Nas commodities minerais, o aumento do petróleo superou todas as expectativas. Em junho de 2008, o valor do barril atingiu U$ 140, o quádruplo de 2003. Por sua vez, os principais grãos como trigo, milho, arroz e soja em média dobraram de preço no mercado internacional entre a safra de 2006 e hoje. A “aginflação”, ou seja, a influência do aumento dos alimentos na aceleração inflacionária no mundo é destacada por vários analistas.
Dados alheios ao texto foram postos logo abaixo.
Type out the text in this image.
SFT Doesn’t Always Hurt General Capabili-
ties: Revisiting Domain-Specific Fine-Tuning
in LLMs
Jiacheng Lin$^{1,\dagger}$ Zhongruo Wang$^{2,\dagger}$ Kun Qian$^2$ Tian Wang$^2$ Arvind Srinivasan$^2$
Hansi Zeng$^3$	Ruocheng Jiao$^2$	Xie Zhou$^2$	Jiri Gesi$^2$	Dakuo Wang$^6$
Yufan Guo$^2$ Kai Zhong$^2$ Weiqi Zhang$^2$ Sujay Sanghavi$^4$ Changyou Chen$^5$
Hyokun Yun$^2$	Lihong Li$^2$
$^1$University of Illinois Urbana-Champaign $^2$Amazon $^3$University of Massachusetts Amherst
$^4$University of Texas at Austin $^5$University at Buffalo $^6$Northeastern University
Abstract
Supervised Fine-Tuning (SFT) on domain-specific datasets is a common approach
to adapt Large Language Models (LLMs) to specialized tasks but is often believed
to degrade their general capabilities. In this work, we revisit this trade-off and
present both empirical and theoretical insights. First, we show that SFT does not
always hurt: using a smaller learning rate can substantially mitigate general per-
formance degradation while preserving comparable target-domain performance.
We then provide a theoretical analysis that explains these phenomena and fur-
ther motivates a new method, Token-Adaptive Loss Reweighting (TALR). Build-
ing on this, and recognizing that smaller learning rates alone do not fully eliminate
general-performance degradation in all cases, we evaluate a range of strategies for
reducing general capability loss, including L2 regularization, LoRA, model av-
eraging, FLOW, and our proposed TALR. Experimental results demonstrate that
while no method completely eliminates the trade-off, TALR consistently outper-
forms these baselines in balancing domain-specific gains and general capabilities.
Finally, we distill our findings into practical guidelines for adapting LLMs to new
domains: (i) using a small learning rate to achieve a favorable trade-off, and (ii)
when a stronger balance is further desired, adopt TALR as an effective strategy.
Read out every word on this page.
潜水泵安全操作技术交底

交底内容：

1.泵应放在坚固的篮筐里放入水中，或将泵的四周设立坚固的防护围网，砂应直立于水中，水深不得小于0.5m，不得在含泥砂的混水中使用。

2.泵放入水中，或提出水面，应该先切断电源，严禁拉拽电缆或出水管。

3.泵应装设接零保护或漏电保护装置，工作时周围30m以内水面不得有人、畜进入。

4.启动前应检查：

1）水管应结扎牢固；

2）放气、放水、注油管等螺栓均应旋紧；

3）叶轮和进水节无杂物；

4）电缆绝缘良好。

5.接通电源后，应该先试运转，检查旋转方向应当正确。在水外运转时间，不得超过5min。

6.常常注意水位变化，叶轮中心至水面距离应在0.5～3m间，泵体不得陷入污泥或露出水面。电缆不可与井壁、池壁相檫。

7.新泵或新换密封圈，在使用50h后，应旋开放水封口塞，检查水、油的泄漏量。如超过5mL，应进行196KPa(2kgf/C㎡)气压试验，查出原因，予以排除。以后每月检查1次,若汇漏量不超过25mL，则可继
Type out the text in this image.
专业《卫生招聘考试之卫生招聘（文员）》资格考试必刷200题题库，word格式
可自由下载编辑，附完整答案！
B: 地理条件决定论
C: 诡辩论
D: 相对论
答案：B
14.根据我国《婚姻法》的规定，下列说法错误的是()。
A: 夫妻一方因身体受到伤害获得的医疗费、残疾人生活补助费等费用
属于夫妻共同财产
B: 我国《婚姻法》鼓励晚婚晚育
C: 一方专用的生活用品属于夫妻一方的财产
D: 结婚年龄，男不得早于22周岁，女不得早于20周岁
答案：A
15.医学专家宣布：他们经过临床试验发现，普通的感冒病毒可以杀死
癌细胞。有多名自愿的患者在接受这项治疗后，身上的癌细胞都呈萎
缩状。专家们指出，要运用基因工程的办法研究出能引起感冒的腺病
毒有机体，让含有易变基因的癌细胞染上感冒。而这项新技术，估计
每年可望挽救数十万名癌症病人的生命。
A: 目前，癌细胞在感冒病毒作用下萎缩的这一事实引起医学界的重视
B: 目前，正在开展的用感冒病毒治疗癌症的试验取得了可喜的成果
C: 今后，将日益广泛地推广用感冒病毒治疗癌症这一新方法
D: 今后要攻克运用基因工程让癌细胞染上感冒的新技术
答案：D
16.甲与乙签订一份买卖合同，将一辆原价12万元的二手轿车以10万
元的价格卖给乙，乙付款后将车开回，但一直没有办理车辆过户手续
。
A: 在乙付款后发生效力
De acordo com reportagem da Folha de S. Paulo1, na China, no Japão e em alguns paises da África Central, o aumento dos preços dos alimentos contribuiu em até 75% com a inflação no ano passado.
A tendência de alta no custo da comida continua forte. O índice de preços dos alimentos do Banco Mundial subiu 57,5% no primeiro trimestre deste ano, destacando-se o crescimento de itens essenciais da dieta de populações de baixa renda, como o arroz. Este aumento tem sido motivo de protestos populares – muitos deles com mortes – na Costa de Marfim, Egito, Camarões, Bangladesh, Índia, Filipinas, Haiti e México. São 33 países sofrendo com a crise e a instabilidade social, correndo o risco de não conseguir mais alimentar o povo com o atual modelo de agricultura. O já enorme contingente de 854 milhões de pessoas que passam fome no mundo pode crescer em mais 100 milhões, alerta o Programa de Alimentos das Nações Unidas.
Por isso, a fome volta a ter destaque entre os fatores que geram instabilidade. A crise pode alterar a geopolítica mundial e tornar os alimentos catalisadores de outros conflitos e instrumentos de pressão política. Os países mais vulneráveis são os importadores líquidos de alimentos. O Ocidente, com suas empresas transnacionais, controla quase todo o comércio mundial do setor.
Autoridades governamentais e de organismos internacionais, agentes financeiros, representantes do agronegócio, acadêmicos, jornalistas e militantes de movimentos sociais e de organizações não-governamentais têm atribuído o aumento dos preços dos alimentos a diversas causas.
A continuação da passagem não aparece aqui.